Selon l'AFP, la grève du 18 octobre s'annonce massive à la SNCF
[ 05/10/07] Les syndicats de l'entreprise publique se sont tous prononcés pour cette journée de grève durant laquelle circulera "un train sur trois ou quatre" seulement, selon la direction. Si la CGT veut limiter le mouvement à 24 heures, Sud Rail, FO et la Fgaac penchent pour une grève reconductible
Le mouvement de grève prévu par les cheminots de la SNCF pour 18 octobre à l'appel de la totalité de leurs syndicats pour la défense des régimes de retraite spéciaux et du fret s'annonce massif. Guillaume Pépy, le directeur général de la SNCF, a d'ailleurs annoncé jeudi que seul "un train sur trois ou quatre" circulerait le 18 octobre, alors que les fédérations de cheminots n'ont pas encore arrêté les modalités d'action de ce probable "jeudi noir".

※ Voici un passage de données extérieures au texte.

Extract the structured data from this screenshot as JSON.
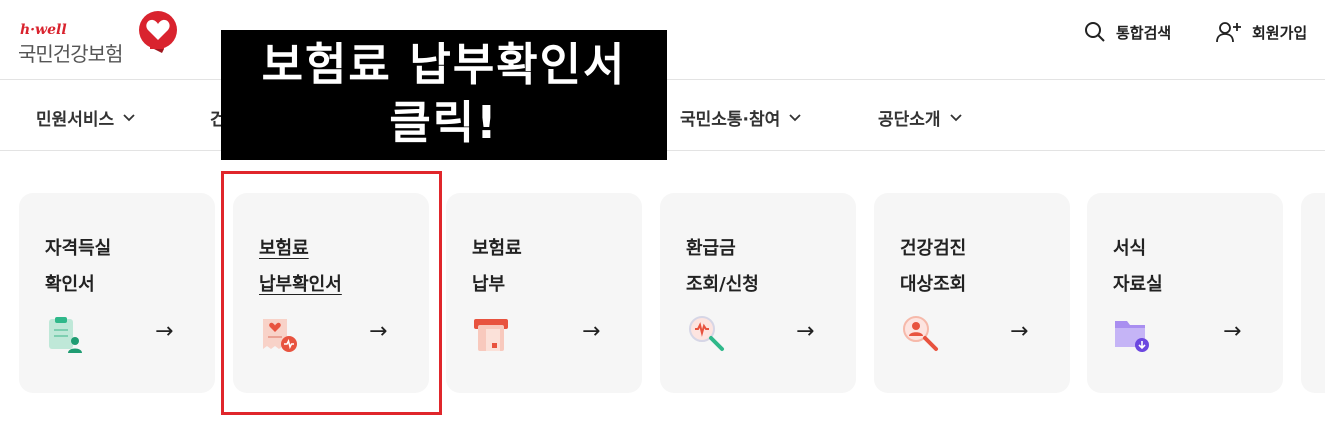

Vendredi, lors d'une réunion interfédérale, la CGT, majoritaire, a défendu le principe "d'une grève carrée de 24 heures pour conserver un front syndical le plus large, le plus uni et le plus longtemps possible et faire en sorte que les cheminots ne soient pas isolés au bout du fusil", a indiqué à l'AFP son secrétaire général, Didier Le Reste qui refuse de faire le parallèle avec le long conflit de 1995. Selon lui, il vaut mieux "dans un premier temps" mener "un mouvement national de grève de haut niveau dans des modalités dites 'carrées' (24H) avant d'examiner les prolongements du 18 octobre dans une dimension interprofessionnelle".
Mais d'autres syndicats défendent une position plus dure. Ainsi Stéphane Blanc (Sud Rail) s'est "félicité" que deux syndicats (conducteurs autonomes de la Fgaac et FO) se soient joints à son appel "à une grève reconductible en assemblée générale" à compter du 18. Selon lui, en effet, la CFTC et la CFE-CGC ne sont "pas fermées" sur la question d'une grève reconductible.
Faute d'accord vendredi, les syndicats ont décidé de se retrouver lundi après-midi.
En attendant, la direction de la SNCF a chargé 350 chefs de projet parmi les cadres de l'entreprise publique de consacrer 20% de leur temps de travail à informer les cheminots sur la réforme de leur régime spécial de retraite. Ces chefs de projet vont eux-mêmes choisir 7.000 dirigeants d'unités et de proximité pour organiser "des réunions d'information locales pour tous les agents qui souhaitent avoir une information précise et objective", jusqu'à la fin de l'année.
Pour la CGT, qui diffuse de son côté aux 160.000 cheminots un "argumentaire retraites", la direction "fait jouer à l'encadrement un rôle de relais politique qui n'entre pas dans ses attributions". Même irritation de la CFE-CGC qui a demandé "l'arrêt immédiat de ces pratiques qui relèvent de la faute grave".
Le gouvernement, de son côté, mène sa propre campagne. Ainsi, le ministre du Travail, Xavier Bertrand, a effectué jeudi soir une visite "impromptue" dans un foyer parisien de "roulants" de la SNCF pour défendre son projet de réforme devant "une cinquantaine" de cheminots. M. Bertrand a souhaité avoir "un échange direct avec les cheminots" et les débats ont "donné lieu à des échanges vifs, mais positifs et utiles", selon le ministère du Travail.